I attribute it to some of the hacks I developed over the years, that save time. I reply to my blog emails only from home after work. I do not negotiate on pricing, it’s take it or leave it option. I have some established article brokers who constantly do the negotiation for me and I just need to publish those content. I usually write in bulk and schedule at thrice a week interval. I do not aim to write affiliate focus articles unless I get SE blessing. usually that happens between month 3 to month 6, after publication. Once I get a traction, I amend and add texts to those posts. I learnt it a hard way that search engine success is like winning a mini lottery, you dont try, you just get it, somehow.
That’s awesome! I love that most of it is affiliate income. Great job!
Hello!
This was an extremely refreshing post to read!
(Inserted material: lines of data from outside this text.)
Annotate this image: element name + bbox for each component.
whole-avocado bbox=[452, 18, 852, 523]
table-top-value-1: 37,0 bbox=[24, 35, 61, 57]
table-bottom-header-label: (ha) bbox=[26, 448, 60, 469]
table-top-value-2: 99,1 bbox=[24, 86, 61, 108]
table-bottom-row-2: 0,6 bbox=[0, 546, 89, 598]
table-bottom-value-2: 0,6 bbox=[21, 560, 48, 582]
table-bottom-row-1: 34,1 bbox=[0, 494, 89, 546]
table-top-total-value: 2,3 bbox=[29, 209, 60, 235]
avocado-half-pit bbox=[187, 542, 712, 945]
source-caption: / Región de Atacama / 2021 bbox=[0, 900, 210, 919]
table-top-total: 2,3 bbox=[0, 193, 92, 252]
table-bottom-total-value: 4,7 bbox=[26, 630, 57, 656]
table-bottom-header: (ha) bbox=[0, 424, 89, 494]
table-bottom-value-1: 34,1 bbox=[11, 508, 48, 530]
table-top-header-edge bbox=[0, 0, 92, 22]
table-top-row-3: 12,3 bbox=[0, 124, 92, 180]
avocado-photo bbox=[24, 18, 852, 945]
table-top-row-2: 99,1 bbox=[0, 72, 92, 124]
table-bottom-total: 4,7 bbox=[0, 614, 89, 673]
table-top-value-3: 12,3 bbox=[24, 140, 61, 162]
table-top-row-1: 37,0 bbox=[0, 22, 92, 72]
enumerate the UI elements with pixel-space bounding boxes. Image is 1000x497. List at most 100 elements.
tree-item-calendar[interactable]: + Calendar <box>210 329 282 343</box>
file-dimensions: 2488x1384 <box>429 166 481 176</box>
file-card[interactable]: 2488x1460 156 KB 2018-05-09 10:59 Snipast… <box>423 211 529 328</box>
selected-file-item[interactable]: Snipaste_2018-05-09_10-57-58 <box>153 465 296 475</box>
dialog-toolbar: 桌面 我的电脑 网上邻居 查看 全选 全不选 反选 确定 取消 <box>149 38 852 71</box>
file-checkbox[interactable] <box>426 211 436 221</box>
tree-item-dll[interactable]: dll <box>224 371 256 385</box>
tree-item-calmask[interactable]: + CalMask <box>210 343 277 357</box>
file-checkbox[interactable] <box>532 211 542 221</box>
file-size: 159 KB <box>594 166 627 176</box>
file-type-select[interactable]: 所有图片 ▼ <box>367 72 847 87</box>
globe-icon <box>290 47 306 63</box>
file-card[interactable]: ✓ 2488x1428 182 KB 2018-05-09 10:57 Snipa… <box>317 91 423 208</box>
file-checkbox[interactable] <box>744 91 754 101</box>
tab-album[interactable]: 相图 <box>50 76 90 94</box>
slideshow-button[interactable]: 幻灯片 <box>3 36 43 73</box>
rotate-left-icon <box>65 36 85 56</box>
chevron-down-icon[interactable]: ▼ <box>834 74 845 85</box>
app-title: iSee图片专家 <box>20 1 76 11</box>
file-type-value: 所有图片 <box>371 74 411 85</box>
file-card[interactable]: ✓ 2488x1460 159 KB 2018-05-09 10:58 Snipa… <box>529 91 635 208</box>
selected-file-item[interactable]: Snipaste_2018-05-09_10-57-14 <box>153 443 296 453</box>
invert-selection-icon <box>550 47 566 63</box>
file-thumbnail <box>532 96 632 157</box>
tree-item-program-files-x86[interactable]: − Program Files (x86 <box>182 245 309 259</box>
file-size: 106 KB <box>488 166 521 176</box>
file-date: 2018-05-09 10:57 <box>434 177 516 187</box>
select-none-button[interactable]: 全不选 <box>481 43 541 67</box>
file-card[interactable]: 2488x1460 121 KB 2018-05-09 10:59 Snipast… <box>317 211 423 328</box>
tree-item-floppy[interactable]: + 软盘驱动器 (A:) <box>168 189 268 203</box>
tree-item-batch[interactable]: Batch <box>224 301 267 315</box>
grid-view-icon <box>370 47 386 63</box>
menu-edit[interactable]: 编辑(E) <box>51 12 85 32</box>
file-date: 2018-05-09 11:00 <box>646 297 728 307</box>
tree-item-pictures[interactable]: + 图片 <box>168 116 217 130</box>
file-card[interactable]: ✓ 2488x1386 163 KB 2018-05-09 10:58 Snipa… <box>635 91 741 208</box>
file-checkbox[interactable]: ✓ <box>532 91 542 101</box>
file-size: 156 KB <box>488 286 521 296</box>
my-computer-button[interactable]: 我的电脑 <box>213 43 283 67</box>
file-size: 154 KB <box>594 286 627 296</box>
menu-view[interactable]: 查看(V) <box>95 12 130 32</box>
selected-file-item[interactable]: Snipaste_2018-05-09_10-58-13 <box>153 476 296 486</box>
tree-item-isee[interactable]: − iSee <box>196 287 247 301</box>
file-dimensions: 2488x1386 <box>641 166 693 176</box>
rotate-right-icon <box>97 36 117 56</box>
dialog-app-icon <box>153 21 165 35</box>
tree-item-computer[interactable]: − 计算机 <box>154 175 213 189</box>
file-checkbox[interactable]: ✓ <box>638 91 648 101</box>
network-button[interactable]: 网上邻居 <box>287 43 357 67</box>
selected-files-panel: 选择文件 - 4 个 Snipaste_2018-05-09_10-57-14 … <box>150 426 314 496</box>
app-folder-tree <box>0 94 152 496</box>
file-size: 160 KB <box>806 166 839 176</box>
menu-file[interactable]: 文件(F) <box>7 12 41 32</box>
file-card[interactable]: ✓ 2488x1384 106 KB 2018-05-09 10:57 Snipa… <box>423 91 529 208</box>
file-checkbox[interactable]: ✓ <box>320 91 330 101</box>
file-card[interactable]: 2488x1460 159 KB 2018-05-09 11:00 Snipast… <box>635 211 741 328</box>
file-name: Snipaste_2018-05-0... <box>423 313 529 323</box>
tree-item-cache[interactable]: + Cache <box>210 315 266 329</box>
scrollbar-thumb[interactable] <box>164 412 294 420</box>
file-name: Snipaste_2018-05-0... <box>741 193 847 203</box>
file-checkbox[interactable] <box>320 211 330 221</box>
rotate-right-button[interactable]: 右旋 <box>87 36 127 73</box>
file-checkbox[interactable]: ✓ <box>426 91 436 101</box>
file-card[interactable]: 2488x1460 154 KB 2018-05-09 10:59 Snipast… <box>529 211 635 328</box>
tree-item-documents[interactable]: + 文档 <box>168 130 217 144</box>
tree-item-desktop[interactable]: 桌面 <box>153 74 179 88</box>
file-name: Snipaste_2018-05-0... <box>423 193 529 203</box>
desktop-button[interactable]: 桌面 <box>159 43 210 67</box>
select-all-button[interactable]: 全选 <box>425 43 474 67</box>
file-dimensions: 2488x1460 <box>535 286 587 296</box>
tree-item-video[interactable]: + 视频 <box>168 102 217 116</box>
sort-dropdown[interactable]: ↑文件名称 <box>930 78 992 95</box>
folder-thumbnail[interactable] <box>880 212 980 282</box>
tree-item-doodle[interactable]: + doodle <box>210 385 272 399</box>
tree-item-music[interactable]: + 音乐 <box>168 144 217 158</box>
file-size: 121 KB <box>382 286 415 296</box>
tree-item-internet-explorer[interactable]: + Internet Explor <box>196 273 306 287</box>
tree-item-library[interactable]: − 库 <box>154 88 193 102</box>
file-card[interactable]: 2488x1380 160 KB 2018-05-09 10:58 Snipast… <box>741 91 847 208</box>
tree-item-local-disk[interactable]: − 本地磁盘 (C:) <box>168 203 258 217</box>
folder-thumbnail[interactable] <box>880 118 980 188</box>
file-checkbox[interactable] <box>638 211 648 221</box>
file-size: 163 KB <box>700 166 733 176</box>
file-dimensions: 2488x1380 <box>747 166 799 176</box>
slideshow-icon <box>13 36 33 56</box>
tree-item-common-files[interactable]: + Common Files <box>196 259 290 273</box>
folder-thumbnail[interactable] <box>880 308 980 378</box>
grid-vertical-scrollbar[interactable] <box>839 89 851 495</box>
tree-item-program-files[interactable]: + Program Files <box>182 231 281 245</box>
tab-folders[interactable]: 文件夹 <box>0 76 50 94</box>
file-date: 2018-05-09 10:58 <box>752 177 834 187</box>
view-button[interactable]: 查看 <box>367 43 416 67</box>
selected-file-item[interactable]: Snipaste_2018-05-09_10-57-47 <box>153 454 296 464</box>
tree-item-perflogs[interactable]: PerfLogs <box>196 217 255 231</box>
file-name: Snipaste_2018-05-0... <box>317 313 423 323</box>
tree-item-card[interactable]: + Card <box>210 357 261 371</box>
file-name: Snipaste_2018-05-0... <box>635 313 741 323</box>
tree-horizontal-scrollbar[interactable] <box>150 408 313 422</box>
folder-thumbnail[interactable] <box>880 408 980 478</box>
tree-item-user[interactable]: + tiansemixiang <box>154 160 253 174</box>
Congratulations on soon to becoming a father! I have a 10 months old son and it’s the most special experience you can imagine!
Also, I loved to see that there are still some people out there who enjoy their full time job. I read a lot of blogs and the majority of people are blogging to escape their current situation.
Your income and risk is spread nicely and it’s a great testament to 5 years of blogging!
Looking forward to seeing more of your updates!
This was an equally refreshing comment. I went ahead and subscribed to your income report. You are filling a gap in the industry, great thinking!
SB – I am really interested in how you built your income blogging. Your January figures are very impressive; especially to me who has just started. I’m very motivated and believe I have some good ideas for content on my site. One thing I am not confident about is how to drive traffic to my blog. Is that something that comes with time as I post more and end up being part of search results more frequently?
Thanks!
I’d say, traffic is directly proportional to the time you spend blogging. By blogging I mean everything, not only writing a post. While sharing everyday thought and tips, try to come up with at least 1-2 pillar posts a month, which will attract SE traffic and up to 5% of that traffic may become your frequent readers. So while you work hard on pillar posts, do have interesting short posts as well. even after writing 24 pillar posts in a year, hardly 4-5 of ’em will get Google favor. It’s just chance
That’s an impressive number for a month of earning. Im still trying too figure out what I would like to blog about. There’s so many things im passionate about that I would love to blog about. Nice article sir.